Le Verre d’eau. Francis Ponge et la matérialité du langage.

Le Verre d’eau. Francis Ponge et la matérialité du langage.

Ponge fut un prestidigitateur tirant de son sac à malices des « objeux » qui incarnent le théâtre des mots. Il revenait en retour à des gens de théâtre de mettre en scène les mots du poète pour en rendre l’insolence goguenarde et restituer le pouvoir subversif de ce muet à l’oral dont l’écriture est à soi seule un discours. Le Verre d’eau nous entraîne dans le glougloutement jouissif de sa clownerie langagière.

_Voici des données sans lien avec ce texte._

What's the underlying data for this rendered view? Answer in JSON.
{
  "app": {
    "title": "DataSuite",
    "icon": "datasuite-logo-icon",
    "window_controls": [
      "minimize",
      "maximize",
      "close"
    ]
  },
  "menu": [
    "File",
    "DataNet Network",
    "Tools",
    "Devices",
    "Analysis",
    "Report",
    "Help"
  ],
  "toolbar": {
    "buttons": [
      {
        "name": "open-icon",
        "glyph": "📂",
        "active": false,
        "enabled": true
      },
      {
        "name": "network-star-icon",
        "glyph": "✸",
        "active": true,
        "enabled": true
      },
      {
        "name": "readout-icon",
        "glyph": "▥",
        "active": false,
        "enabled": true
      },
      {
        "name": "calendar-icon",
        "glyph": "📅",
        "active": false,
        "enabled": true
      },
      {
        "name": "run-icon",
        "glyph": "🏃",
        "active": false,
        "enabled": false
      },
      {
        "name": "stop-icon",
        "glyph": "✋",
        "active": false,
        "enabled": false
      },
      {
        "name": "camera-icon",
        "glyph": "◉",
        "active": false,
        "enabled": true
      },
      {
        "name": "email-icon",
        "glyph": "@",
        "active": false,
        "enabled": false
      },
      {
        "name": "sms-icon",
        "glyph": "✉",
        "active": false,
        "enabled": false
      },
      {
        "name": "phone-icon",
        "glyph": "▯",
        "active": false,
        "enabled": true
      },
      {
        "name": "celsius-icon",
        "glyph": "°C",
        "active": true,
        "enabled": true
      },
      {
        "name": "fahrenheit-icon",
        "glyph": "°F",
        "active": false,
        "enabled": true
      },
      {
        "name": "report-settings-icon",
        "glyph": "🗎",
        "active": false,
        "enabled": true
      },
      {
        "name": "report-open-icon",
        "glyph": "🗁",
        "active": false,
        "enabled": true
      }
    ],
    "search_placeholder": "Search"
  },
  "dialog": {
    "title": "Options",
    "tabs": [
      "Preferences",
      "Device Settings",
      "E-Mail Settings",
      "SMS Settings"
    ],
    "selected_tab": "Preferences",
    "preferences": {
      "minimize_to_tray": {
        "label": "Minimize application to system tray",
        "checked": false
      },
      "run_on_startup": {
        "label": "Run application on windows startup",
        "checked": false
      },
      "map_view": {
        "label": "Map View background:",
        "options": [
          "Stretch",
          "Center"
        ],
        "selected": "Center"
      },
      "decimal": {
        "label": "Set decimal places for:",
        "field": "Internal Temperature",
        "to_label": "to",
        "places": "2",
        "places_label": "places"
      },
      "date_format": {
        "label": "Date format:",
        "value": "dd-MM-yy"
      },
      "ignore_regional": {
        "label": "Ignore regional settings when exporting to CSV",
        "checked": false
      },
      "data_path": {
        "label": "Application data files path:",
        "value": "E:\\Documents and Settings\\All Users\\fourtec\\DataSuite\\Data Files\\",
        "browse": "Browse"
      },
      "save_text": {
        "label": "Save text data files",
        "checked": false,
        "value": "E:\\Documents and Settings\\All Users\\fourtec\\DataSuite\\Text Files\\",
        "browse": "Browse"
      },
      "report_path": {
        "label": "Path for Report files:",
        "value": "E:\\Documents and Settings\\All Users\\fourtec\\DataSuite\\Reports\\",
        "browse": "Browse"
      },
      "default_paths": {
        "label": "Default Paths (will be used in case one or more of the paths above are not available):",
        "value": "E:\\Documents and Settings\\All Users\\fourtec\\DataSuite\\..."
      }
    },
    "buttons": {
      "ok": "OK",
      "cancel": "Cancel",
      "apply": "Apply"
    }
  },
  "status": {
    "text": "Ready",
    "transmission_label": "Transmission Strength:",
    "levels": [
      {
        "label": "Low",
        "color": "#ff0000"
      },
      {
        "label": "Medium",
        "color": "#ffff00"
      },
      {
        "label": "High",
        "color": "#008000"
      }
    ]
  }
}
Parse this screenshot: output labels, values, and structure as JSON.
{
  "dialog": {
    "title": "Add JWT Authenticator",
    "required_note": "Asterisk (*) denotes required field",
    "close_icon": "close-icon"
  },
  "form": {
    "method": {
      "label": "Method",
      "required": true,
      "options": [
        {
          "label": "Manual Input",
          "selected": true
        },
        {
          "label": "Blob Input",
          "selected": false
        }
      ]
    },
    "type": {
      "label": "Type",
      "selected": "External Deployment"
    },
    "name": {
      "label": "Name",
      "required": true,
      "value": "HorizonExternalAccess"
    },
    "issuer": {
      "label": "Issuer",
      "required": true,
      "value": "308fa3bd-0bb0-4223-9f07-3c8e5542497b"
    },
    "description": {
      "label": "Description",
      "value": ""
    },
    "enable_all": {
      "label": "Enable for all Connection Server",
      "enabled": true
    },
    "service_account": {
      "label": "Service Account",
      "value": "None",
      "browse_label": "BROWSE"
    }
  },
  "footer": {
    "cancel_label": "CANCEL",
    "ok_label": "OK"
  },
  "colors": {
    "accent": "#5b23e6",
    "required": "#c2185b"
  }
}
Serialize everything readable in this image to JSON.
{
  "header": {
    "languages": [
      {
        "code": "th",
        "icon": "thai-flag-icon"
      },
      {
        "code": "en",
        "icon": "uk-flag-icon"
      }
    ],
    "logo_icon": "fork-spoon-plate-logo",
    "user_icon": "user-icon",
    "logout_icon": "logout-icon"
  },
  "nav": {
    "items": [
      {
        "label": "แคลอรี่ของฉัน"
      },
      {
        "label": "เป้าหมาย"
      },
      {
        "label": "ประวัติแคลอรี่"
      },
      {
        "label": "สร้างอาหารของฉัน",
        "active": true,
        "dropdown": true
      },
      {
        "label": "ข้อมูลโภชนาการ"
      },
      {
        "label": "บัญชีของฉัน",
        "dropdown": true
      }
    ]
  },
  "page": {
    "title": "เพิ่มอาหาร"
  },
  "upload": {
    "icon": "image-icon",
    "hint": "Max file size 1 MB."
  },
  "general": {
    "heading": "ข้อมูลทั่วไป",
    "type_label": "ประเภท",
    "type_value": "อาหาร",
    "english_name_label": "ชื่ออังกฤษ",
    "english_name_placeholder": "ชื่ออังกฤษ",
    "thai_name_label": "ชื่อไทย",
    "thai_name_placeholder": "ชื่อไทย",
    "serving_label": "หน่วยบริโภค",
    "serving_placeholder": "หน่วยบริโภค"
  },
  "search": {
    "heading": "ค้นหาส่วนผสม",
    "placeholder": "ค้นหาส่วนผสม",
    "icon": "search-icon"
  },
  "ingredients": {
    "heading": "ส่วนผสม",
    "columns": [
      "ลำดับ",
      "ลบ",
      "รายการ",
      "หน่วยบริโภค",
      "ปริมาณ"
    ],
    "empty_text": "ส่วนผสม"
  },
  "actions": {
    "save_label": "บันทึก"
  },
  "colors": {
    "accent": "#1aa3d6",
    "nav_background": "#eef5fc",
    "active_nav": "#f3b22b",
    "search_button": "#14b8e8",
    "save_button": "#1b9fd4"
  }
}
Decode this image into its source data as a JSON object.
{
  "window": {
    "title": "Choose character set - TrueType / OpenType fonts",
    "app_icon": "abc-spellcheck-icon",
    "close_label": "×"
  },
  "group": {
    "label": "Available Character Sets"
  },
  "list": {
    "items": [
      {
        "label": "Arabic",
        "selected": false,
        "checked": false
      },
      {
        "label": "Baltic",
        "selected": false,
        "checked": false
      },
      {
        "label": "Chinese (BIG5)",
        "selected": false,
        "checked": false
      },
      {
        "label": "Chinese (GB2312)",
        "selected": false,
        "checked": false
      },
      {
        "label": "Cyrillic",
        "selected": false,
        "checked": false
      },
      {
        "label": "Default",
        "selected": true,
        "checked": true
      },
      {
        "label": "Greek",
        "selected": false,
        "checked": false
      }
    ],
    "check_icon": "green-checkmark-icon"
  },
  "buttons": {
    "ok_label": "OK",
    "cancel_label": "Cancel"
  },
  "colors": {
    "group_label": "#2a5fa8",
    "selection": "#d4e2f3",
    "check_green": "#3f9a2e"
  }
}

Ponge a toujours eu la « rage de l’expression ». Pas pour parler politique, encore que ce rejeton quelque peu inique d’une famille bourgeoise protestante plutôt traditionnelle, un temps dissipé et passé par le dandysme, n’ait pas été indifférent aux turpitudes du monde et aux espoirs d’un monde meilleur, qu’il ait été mêlé aux mouvements qui prônaient pour l’homme un avenir plus radieux et ait adhéré successivement aux Partis socialiste puis communiste avant de s’en détacher après la Seconde Guerre mondiale (en 1946), sans oublier, de surcroît, qu'il ait été résistant durant la guerre. Mais pour entrer en révolte contre un certain parler ordinaire, pour jeter à tout vent la clameur du poète, créateur de sens, polisseur d’images inédites, inventeur facétieux d’un langage nouveau.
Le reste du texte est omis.